Who are the Elite?
We’re attacked. Not only us, but you, too. And other farmers and food consumers like you and I. Accused! Blamed to be elitists for producing and/or consuming real food. Due to adhering to—and acting upon— the belief that food is a you-get-what-you-pay-for object like many other consumables we purchase. Woe is us! What a better-than-thou principle we hold to!
But wait. What is elitism? My thesaurus defines it as; the belief that some people or things are inherently superior to others and deserve preeminence, preferential treatment, or higher rewards because of their superiority. Is that an indicting belief? I do admit—and know some of you will agree—to believing that certain foods (things, as stated in the definition) are “inherently superior to others”. Guilty on that count. However, I’m unwilling to accept myself as an elitist for preferring clean food that I know the source of. The way I see it, it’s not that we’re paying such an exorbitant price for food. But because of our desire to be familiar with our food and purchase it from a trustworthy source, we’re obligated to pay the true cost of it. What’s more, due to the many hidden costs of industrial farming and food production—including cleaning up after it—we also pick up part of the tab the rest of the population leaves on the table. It’s not unlike those of us who prefer schooling our kids alternatively—either in private schools or at home. We bear the cost of alternative education, plus pay our portion of the cost of public education when we pay our property taxes or rent.
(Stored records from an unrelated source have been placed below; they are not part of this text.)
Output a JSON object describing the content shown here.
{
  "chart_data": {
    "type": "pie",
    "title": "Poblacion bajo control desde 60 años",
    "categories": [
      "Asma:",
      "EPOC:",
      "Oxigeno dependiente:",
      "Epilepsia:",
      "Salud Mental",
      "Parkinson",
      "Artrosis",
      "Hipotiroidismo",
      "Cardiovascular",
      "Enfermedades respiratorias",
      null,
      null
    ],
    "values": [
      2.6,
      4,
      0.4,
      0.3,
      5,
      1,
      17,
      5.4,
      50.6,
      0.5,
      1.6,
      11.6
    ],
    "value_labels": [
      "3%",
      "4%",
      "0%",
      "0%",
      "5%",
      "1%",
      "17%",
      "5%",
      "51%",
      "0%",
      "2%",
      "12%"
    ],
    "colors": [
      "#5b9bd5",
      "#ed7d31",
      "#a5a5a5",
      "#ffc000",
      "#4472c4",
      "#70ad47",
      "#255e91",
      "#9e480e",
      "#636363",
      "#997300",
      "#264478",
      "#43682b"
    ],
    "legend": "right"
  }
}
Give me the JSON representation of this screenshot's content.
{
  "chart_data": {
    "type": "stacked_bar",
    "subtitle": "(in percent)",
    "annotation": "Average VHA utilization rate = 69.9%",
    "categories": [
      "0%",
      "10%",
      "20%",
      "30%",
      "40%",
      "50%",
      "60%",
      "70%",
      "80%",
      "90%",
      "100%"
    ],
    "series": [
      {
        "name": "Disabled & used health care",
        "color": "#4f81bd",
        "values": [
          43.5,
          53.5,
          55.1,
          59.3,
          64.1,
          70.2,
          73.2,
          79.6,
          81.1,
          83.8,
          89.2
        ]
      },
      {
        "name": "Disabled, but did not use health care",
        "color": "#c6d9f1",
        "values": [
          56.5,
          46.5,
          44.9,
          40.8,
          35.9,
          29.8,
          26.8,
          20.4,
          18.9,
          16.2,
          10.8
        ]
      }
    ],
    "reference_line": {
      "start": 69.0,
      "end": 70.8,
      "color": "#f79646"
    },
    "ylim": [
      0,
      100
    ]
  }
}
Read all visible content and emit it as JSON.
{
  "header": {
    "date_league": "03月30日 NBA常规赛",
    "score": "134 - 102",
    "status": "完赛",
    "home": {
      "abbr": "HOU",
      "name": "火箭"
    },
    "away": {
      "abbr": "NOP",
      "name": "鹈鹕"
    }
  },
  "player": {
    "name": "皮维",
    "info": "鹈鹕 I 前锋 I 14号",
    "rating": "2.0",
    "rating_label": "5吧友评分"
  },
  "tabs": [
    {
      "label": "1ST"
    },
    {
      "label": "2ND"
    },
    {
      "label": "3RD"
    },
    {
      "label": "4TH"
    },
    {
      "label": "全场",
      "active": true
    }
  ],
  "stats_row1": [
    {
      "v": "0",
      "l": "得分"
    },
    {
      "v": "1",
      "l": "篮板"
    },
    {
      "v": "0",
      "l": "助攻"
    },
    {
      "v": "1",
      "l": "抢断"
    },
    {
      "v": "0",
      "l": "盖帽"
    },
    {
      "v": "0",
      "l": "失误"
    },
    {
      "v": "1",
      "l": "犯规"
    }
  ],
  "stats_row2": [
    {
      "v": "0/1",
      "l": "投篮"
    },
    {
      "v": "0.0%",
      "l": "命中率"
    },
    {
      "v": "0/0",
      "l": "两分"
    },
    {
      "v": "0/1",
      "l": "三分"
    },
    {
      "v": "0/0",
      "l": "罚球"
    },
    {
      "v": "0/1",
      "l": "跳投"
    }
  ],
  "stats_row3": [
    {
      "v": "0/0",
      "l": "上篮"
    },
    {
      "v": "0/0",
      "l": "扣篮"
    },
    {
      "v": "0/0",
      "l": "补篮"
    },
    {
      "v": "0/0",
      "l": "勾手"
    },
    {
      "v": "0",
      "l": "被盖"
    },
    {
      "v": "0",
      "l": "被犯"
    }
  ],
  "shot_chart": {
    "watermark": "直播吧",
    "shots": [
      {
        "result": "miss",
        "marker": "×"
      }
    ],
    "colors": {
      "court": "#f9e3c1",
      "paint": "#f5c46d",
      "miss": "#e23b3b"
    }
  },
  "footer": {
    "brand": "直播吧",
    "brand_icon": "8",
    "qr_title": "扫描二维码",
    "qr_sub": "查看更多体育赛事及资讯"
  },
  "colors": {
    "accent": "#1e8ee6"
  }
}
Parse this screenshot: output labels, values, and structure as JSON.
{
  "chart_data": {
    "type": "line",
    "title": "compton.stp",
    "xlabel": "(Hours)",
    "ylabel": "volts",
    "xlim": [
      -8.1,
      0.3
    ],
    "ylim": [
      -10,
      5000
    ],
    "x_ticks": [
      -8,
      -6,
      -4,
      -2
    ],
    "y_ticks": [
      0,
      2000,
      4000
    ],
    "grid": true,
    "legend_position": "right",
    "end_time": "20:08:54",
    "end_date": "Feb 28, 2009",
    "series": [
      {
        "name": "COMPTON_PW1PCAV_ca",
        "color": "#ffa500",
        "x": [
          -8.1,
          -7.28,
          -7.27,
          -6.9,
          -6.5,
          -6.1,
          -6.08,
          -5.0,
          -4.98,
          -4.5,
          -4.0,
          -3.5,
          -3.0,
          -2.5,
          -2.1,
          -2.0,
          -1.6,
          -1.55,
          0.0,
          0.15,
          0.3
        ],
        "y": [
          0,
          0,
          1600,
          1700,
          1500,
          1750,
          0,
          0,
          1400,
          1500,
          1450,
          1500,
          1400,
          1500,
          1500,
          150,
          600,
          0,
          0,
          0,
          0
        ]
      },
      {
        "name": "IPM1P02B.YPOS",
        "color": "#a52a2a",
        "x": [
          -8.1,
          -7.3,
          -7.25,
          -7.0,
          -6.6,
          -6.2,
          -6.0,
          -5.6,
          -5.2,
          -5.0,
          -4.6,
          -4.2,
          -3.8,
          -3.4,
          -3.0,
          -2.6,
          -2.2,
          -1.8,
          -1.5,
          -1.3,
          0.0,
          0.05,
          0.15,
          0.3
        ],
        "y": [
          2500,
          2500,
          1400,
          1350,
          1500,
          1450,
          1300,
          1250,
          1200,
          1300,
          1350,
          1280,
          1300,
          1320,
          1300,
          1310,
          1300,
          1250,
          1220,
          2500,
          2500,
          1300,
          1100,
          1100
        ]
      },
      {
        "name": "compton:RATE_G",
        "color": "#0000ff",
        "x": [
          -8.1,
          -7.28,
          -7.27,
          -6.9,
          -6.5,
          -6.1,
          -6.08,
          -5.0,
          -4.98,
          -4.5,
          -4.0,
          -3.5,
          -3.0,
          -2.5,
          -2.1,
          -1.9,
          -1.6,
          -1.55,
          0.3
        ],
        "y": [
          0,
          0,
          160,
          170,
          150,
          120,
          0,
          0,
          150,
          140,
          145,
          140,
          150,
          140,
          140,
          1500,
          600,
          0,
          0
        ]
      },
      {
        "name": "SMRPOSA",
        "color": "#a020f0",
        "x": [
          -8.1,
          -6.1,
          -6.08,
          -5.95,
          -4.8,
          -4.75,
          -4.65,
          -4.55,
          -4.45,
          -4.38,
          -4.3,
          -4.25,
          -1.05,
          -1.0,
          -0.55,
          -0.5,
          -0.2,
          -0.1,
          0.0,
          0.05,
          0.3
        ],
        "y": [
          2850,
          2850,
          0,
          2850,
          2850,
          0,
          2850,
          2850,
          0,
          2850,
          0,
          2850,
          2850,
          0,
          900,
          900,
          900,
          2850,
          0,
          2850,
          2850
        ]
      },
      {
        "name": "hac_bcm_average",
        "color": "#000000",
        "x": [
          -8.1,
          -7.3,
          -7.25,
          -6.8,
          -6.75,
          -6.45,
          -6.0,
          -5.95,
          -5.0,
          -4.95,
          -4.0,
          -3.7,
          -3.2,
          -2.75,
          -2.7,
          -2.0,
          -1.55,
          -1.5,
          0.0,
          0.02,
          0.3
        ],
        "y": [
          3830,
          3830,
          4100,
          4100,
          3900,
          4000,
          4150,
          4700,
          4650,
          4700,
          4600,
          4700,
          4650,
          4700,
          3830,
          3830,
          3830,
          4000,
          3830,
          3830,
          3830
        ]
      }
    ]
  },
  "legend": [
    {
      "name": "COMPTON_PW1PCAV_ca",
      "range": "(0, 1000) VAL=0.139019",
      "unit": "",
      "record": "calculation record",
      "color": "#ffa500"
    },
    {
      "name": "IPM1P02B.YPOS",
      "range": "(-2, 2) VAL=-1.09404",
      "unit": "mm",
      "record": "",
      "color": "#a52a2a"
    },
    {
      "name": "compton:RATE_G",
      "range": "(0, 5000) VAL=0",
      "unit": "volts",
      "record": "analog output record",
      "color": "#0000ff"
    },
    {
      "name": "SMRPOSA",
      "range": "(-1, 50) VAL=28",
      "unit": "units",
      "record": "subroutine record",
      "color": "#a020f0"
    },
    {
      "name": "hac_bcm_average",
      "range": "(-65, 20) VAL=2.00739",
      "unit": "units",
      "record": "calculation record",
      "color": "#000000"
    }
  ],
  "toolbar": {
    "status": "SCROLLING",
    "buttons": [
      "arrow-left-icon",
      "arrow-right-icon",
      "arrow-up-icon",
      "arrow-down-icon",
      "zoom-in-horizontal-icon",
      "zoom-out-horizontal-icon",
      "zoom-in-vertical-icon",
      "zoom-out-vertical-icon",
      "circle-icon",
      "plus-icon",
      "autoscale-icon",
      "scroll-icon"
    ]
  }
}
While I do not necessarily have a problem with that, neither do I see it as elitist.
One of the oft-heard pushbacks targeting our method of farming and food production is that organic or local foods are unattainable to mainstream America. It’s essentially an argument to support cheap food. If it were possible to accurately trace the cost of modern day processed foods, including the exorbitant cost of healthcare—the entity riding the other end of the food see-saw. In that light, I am certain we would find local direct-from-the-producer foods to be very affordable.
Is elitism reduced to the buying habits of a person who purchases items that are more expensive than others deem necessary? If so, an examination of what is considered expensive is in order. Is the retail sticker price the final denominator, or should other factors be taken into the picture? In the food equation, this should include factors of whether a society should rely so heavily on a food system largely made up of monocrops like corn and soybeans, considering these crops are financially subsidized—with your and my tax dollars—by the federal government, resulting in being the most widely propagated crops in the nation. Factors like ever increasing food-borne disease and antibiotic resistant pathogens that are a direct result of drug overuse in food animals, only to cross over to humans and threaten the effectiveness of medicinal antibiotics. Things like the 700-some riparian dead zones across the country, a result of poisonous agricultural runoff that over-stimulates algae growth and suffocates all other marine life. What of the ongoing costs incurred in the attempt to clean up rivers and bays in these watersheds that are have become the toilets of food production. How about we factor in food and agriculture as the entity taking one-fifth of our national oil consumption and plays a huge part in foreign policy and relations with oil-rich nations in the Mid-East, an interest defended by our national military.
What it elitism? Is it best portrayed by those of us who make conscious decisions in favor of nutrition versus the mere retail sticker price of food? Or is it better represented on the other side? A number of monikers fit, but I prefer calling it Big Food. This encompasses not only status quo food production—which is to say the decrease of farm numbers for increasingly few mega-farms. This may sound positive depending on how we view it, but the trend toward larger corporate farms is giving us more chemicalization and poorer land stewardship. It gave us volumes of food regulations (in the name of food safety, mind you), most of it skewed toward the alternative artisan foods many people desire (the competition). It brought us the demise of many small-scale community based meat processors, allowing consolidation (monopoly?) which results in the majority of America’s meat being in the hands of four corporations who have the capacity for thousands of animals per day, hurting both the consumer and the producer. Big Food and its fraternity with the bio-tech community and genetically modified organisms (GMO’s) presents us with rampant digestive disorders such Crohn’s disease, Celiac’s disease, leaky gut, and irritable bowel syndrome, as well as mental conditions like bipolar, dementia, Alzheimers, etc.. Of course, no one can pin it on them, but we can’t deny that these were not familiar words in our vocabulary 30 years ago.
With that, let’s pose the question again; Who are the elite? And that’s the View from the Country.